06 juin 2005

L'Informatique et l'Industrie du Bâtiment

C'est souvent difficile d'expliquer pourquoi j'ai cherché à fuire l'ingénieurie informatique en allant en doctorat, puis pourquoi aujourd'hui si je vais en entreprise ce sera forcément dans une entreprise innovante, qui laisse beaucoup de liberté à ses ingénieurs.

En tâchant d'expliquer ça à un ami, j'ai utilisé la métaphore de l'industrie du bâtiment, et je me suis rendu compte que l'analogie fonctionnait assez bien. En règle générale, l'industrie informatique est comparable à l'industrie du bâtiment : il s'agit généralement de projets importants, mettant en œuvre plusieurs corps de métier, orchestrée par une entreprise « fournisseur de service » au profit d'un client dont le métier est complètement indépendant.

La différence (de taille) entre informatique et bâtiment, c'est que les produits informatiques sont gratuitement duplicables à l'infini (sauf quand on empêche la duplication artificiellement) et gratuitement déplaçables sur des dizaines de milliers de kilomètres. Cela dit, on imagine bien ce que serait l'industrie du bâtiment dans ce cas-là.

Imaginez que la matière dont on fait les bâtiments, ainsi que les étapes intermédiaires, soient duplicables et téléportables. Qu'est-ce qu'il se passerait ? On pourrait prendre une cuisine américaine préfabriquée, une salle de bain australienne, un salon suédois et assembler le tout. Si une entreprise qui construit des cuisines veut convaincre un client de prendre la sienne plutôt qu'une autre, n'ayant ni le critère local ni le critère du prix pour convaincre, il est obligé d'être meilleur. Résultat : quelques entreprises innovantes feront vraiment du bâtiment, et les autres ne feront qu'assembler les morceaux préfabriqués. (Oui, je sais ; il se peut que des entreprises pas vraiment innovantes parviennent à imposer leurs produits sans qu'ils soient meilleurs techniquement. On espère que ce genre de situation ne durera pas trop.)

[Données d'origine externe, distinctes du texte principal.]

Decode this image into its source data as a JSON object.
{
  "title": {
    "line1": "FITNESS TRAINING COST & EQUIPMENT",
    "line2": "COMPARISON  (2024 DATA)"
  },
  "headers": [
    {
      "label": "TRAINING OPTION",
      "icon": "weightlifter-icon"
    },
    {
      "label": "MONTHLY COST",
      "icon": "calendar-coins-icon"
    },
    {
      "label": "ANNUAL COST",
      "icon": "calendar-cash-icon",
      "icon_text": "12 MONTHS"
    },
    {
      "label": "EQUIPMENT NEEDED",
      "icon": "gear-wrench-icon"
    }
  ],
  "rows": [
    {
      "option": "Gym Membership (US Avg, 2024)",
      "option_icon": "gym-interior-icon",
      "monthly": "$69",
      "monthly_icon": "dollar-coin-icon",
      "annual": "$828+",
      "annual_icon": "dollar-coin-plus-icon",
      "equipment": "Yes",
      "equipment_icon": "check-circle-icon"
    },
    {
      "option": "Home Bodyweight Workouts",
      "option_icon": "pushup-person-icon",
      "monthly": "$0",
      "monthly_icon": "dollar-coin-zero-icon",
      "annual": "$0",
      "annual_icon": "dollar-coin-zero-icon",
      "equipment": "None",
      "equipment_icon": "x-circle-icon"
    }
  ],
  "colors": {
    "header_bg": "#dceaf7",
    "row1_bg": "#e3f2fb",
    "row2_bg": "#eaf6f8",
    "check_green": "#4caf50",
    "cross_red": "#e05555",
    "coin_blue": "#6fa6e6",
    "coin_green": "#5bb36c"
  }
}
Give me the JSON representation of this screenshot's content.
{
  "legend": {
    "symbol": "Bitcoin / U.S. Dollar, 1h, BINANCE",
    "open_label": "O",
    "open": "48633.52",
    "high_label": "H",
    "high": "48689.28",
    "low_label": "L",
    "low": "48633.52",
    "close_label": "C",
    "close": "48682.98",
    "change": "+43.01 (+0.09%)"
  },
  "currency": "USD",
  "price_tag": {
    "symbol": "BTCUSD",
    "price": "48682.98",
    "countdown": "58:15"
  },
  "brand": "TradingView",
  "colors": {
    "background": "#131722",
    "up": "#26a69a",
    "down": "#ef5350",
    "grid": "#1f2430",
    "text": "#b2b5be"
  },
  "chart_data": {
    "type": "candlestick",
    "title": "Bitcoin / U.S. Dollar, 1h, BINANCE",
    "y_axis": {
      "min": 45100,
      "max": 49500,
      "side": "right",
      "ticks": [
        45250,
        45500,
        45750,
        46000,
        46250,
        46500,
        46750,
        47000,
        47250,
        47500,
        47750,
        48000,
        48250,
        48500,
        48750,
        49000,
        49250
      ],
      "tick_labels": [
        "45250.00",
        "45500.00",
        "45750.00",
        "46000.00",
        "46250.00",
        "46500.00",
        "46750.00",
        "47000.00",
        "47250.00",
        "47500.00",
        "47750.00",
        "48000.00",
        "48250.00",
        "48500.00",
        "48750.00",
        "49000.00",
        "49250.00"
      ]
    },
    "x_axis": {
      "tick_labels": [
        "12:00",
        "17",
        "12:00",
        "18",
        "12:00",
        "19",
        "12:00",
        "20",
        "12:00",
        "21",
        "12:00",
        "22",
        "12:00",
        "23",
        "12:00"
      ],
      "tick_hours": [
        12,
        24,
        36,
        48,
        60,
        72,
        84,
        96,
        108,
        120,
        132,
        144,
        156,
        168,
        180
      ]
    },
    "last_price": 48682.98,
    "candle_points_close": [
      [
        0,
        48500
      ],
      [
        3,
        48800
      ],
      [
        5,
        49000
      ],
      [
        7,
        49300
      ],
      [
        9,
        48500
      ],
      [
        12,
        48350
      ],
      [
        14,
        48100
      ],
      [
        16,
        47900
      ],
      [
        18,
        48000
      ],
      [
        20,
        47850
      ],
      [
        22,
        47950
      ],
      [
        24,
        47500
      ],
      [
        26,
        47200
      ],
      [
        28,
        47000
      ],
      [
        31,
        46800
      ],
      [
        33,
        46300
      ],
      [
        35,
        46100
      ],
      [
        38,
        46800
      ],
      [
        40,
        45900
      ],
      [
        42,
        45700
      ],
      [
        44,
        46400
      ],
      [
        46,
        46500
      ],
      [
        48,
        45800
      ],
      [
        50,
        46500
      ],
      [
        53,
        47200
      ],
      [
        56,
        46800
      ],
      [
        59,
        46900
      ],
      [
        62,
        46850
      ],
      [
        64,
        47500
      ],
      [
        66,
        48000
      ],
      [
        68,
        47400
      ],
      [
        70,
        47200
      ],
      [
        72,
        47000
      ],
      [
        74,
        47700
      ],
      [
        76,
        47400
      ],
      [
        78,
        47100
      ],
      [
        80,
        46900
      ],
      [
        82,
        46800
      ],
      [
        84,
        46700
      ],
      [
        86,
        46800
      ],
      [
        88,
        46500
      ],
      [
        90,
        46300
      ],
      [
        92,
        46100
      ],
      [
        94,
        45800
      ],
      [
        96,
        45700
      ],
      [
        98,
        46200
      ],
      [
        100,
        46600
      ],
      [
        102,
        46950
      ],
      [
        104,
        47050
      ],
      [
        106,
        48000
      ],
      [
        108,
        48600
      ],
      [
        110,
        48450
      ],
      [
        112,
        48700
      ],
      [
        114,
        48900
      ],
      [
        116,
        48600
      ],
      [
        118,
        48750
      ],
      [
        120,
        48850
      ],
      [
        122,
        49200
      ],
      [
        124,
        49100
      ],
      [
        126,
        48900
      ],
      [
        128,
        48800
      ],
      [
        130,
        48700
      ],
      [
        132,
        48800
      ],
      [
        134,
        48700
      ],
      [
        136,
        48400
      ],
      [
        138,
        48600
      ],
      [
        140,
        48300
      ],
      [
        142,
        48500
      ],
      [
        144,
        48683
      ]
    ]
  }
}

C'est exactement ce qu'il se passe en France. Les entreprises françaises qui développent vraiment des logiciels novateurs et reconnus sont rarissimes, et tout le reste se contente d'assembler des morceaux. Il vous faut un système d'information ? On choisit le bon système de bases de données, un interface en VisualBasic ou web pour les plus avancées, on connecte le tout et ça roule. Le gros de la problématique devient, au final :

  • S'adapter à ce qui existe déja,
  • Comprendre de quoi l'utilisateur a besoin,
  • Comprendre ce que le client veut.
Non, il n'y a pas de répétition ; l'utilisateur (celui qui va vraiment se servir du système) et le client (celui qui a le pouvoir de décider s'il faut acheter ou pas) ne sont pas les mêmes et n'ont pas les mêmes attentes. Ça se passe généralement assez bien avec l'utilisateur, si on fait abstraction du fait qu'ils ne savent pas forcément ce dont ils ont besoin (mais certains croient vraiment savoir). Le client, lui, a besoin de buzzwords qu'il a lu dans son magazine de manager pour être satisfait. Quand une technologie est à la mode (parce que le fournisseur en question a fait plus de PR que les autres), il lui la faut avant les autres pour pouvoir pavaner devant ses semblables au bal de Polytechnique.

Tout ça pour dire qu'assembler des blocs préfabriqué avec un maketeux qui m'impose des choix de technologies sans rien y connaître, ce n'est pas pour moi. Car j'aime trop l'informatique pour faire délibérément de la crotte pour plaire aux markéteux et aux commerciaux. Il reste donc assez peu d'entreprises dont quasiment aucune n'a d'ingénieurs en France... Et la recherche universitaire.